Sin sorpresas, Boretto consolida su poder y Pérez asienta su base
Francisco Lopez Giorcelli
El veredicto de las urnas en la Universidad Nacional de Córdoba confirmó los pronósticos de la previa y dejó un mapa de poder claro para la próxima etapa. Jhon Boretto logró un triunfo contundente que selló la disputa en un 60% de los votos ponderados, ratificando el rumbo de Somos UNC y sepultando la posibilidad de cualquier atisbo de batacazo opositor. La Pax Romana regresa al Pabellón Argentina, ahora con el sello de legitimidad que otorgan los números del escrutinio general, explicando que en tiempos de turbulencia económica y paros, el electorado universitario cordobés sigue prefiriendo la previsibilidad y la estabilidad institucional por sobre la confrontación directa.
Las dos jornadas electorales se desarrollaron sin sobresaltos y en un estricto marco de tranquilidad institucional, una postal que contrastó fuertemente con la pirotecnia discursiva que tiñó los días previos de campaña.
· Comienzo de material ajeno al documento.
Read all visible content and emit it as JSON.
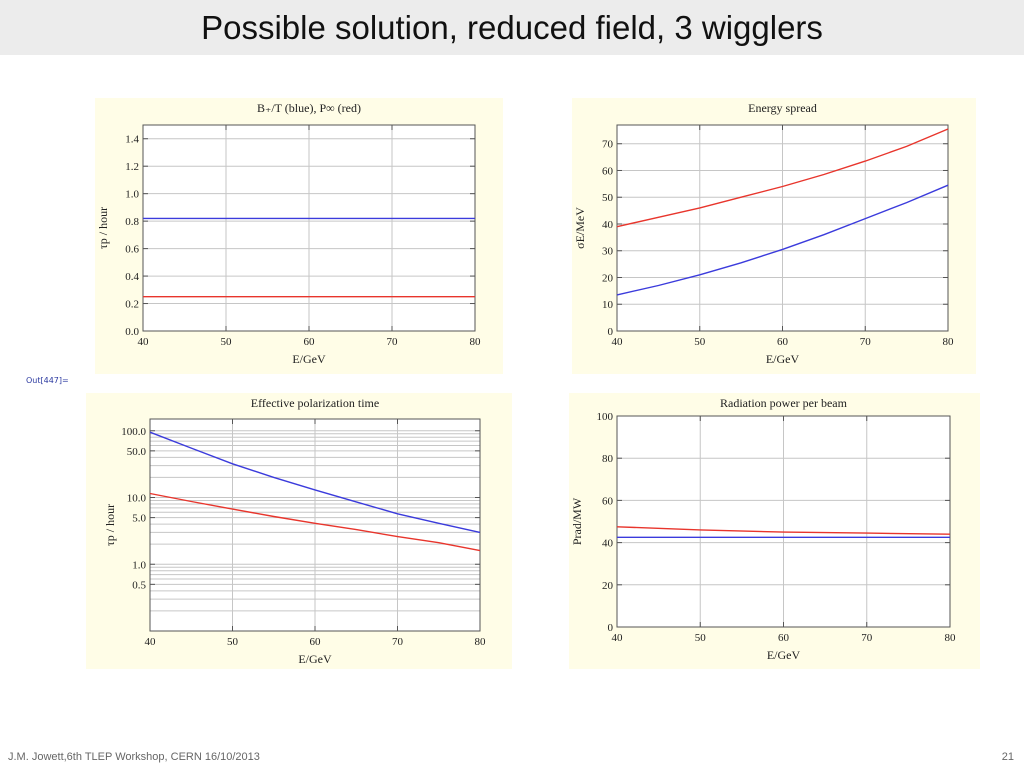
{
  "slide": {
    "title": "Possible solution, reduced field, 3 wigglers",
    "out_label": "Out[447]=",
    "footer_left": "J.M. Jowett,6th TLEP Workshop, CERN 16/10/2013",
    "page_number": "21"
  },
  "colors": {
    "blue": "#3b3bdc",
    "red": "#e8352c",
    "panel_bg": "#fffde7",
    "plot_bg": "#ffffff",
    "grid": "#c6c6c6"
  },
  "chart_data": [
    {
      "id": "wiggler-field",
      "type": "line",
      "title": "B₊/T (blue), P∞ (red)",
      "xlabel": "E/GeV",
      "ylabel": "τp / hour",
      "xlim": [
        40,
        80
      ],
      "ylim": [
        0,
        1.5
      ],
      "yscale": "linear",
      "xticks": [
        40,
        50,
        60,
        70,
        80
      ],
      "yticks": [
        0.0,
        0.2,
        0.4,
        0.6,
        0.8,
        1.0,
        1.2,
        1.4
      ],
      "ytick_labels": [
        "0.0",
        "0.2",
        "0.4",
        "0.6",
        "0.8",
        "1.0",
        "1.2",
        "1.4"
      ],
      "grid": true,
      "series": [
        {
          "color": "blue",
          "x": [
            40,
            80
          ],
          "y": [
            0.82,
            0.82
          ]
        },
        {
          "color": "red",
          "x": [
            40,
            80
          ],
          "y": [
            0.25,
            0.25
          ]
        }
      ]
    },
    {
      "id": "energy-spread",
      "type": "line",
      "title": "Energy spread",
      "xlabel": "E/GeV",
      "ylabel": "σE/MeV",
      "xlim": [
        40,
        80
      ],
      "ylim": [
        0,
        77
      ],
      "yscale": "linear",
      "xticks": [
        40,
        50,
        60,
        70,
        80
      ],
      "yticks": [
        0,
        10,
        20,
        30,
        40,
        50,
        60,
        70
      ],
      "ytick_labels": [
        "0",
        "10",
        "20",
        "30",
        "40",
        "50",
        "60",
        "70"
      ],
      "grid": true,
      "series": [
        {
          "color": "red",
          "x": [
            40,
            45,
            50,
            55,
            60,
            65,
            70,
            75,
            80
          ],
          "y": [
            39,
            42.5,
            46,
            50,
            54,
            58.5,
            63.5,
            69,
            75.5
          ]
        },
        {
          "color": "blue",
          "x": [
            40,
            45,
            50,
            55,
            60,
            65,
            70,
            75,
            80
          ],
          "y": [
            13.5,
            17,
            21,
            25.5,
            30.5,
            36,
            42,
            48,
            54.5
          ]
        }
      ]
    },
    {
      "id": "polarization-time",
      "type": "line",
      "title": "Effective polarization time",
      "xlabel": "E/GeV",
      "ylabel": "τp / hour",
      "xlim": [
        40,
        80
      ],
      "ylim": [
        0.1,
        150
      ],
      "yscale": "log",
      "xticks": [
        40,
        50,
        60,
        70,
        80
      ],
      "yticks": [
        0.5,
        1.0,
        5.0,
        10.0,
        50.0,
        100.0
      ],
      "ytick_labels": [
        "0.5",
        "1.0",
        "5.0",
        "10.0",
        "50.0",
        "100.0"
      ],
      "grid": true,
      "series": [
        {
          "color": "blue",
          "x": [
            40,
            45,
            50,
            55,
            60,
            65,
            70,
            75,
            80
          ],
          "y": [
            95,
            55,
            32,
            20,
            13,
            8.6,
            5.7,
            4.1,
            3.0
          ]
        },
        {
          "color": "red",
          "x": [
            40,
            45,
            50,
            55,
            60,
            65,
            70,
            75,
            80
          ],
          "y": [
            11.5,
            8.7,
            6.7,
            5.2,
            4.1,
            3.3,
            2.6,
            2.1,
            1.6
          ]
        }
      ]
    },
    {
      "id": "radiation-power",
      "type": "line",
      "title": "Radiation power per beam",
      "xlabel": "E/GeV",
      "ylabel": "Prad/MW",
      "xlim": [
        40,
        80
      ],
      "ylim": [
        0,
        100
      ],
      "yscale": "linear",
      "xticks": [
        40,
        50,
        60,
        70,
        80
      ],
      "yticks": [
        0,
        20,
        40,
        60,
        80,
        100
      ],
      "ytick_labels": [
        "0",
        "20",
        "40",
        "60",
        "80",
        "100"
      ],
      "grid": true,
      "series": [
        {
          "color": "red",
          "x": [
            40,
            50,
            60,
            70,
            80
          ],
          "y": [
            47.5,
            46,
            45,
            44.5,
            44
          ]
        },
        {
          "color": "blue",
          "x": [
            40,
            80
          ],
          "y": [
            42.5,
            42.5
          ]
        }
      ]
    }
  ]
}
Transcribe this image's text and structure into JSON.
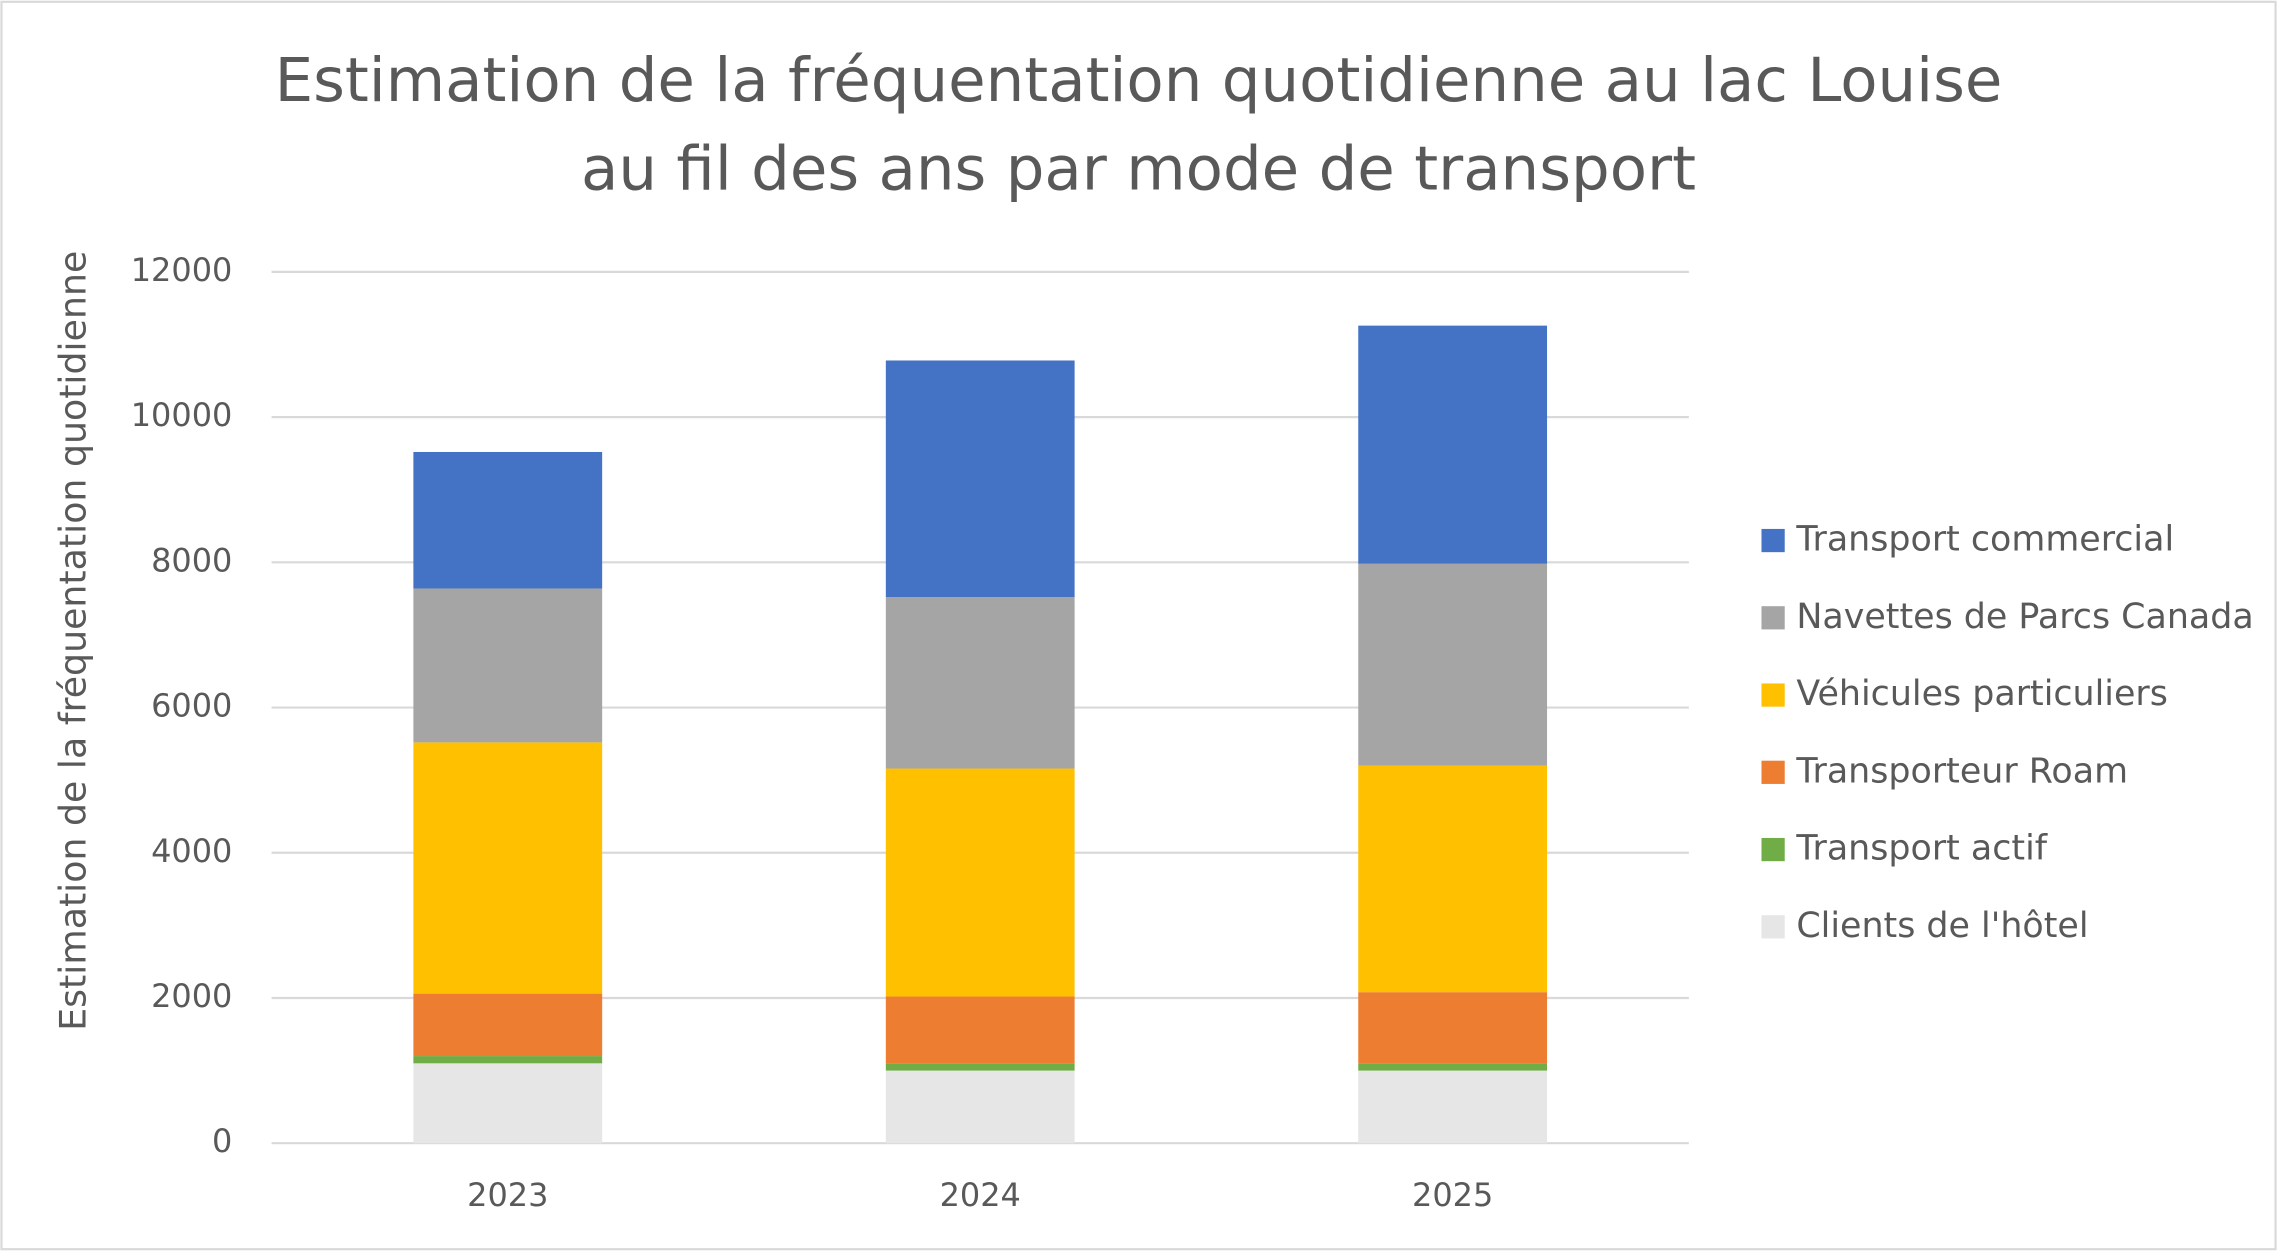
{
  "chart_data": {
    "type": "stacked_bar",
    "title": [
      "Estimation de la fréquentation quotidienne au lac Louise",
      "au fil des ans par mode de transport"
    ],
    "y_label": "Estimation de la fréquentation quotidienne",
    "categories": [
      "2023",
      "2024",
      "2025"
    ],
    "series": [
      {
        "name": "Clients de l'hôtel",
        "color": "#e7e6e6",
        "values": [
          1100,
          1000,
          1000
        ]
      },
      {
        "name": "Transport actif",
        "color": "#70ad47",
        "values": [
          100,
          100,
          100
        ]
      },
      {
        "name": "Transporteur Roam",
        "color": "#ed7d31",
        "values": [
          860,
          920,
          980
        ]
      },
      {
        "name": "Véhicules particuliers",
        "color": "#ffc000",
        "values": [
          3460,
          3140,
          3120
        ]
      },
      {
        "name": "Navettes de Parcs Canada",
        "color": "#a5a5a5",
        "values": [
          2120,
          2360,
          2780
        ]
      },
      {
        "name": "Transport commercial",
        "color": "#4472c4",
        "values": [
          1880,
          3260,
          3280
        ]
      }
    ],
    "ylim": [
      0,
      12000
    ],
    "yticks": [
      0,
      2000,
      4000,
      6000,
      8000,
      10000,
      12000
    ],
    "grid": true,
    "legend": "right"
  }
}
Lejos de las tensiones y los picos de conflicto que amagaba con empantanar el escrutinio, el flujo de votantes en las distintas facultades aportó una normalidad casi rutinaria al paisaje de la Ciudad Universitaria.
La madurez demostrada por los aparatos militantes en el territorio permitió que la contienda se encauzaba por las vías institucionales, transformando el campus en un escenario de convivencia democrática impecable donde la única protagonista real terminó siendo la voluntad de los claustros expresada en las boletas.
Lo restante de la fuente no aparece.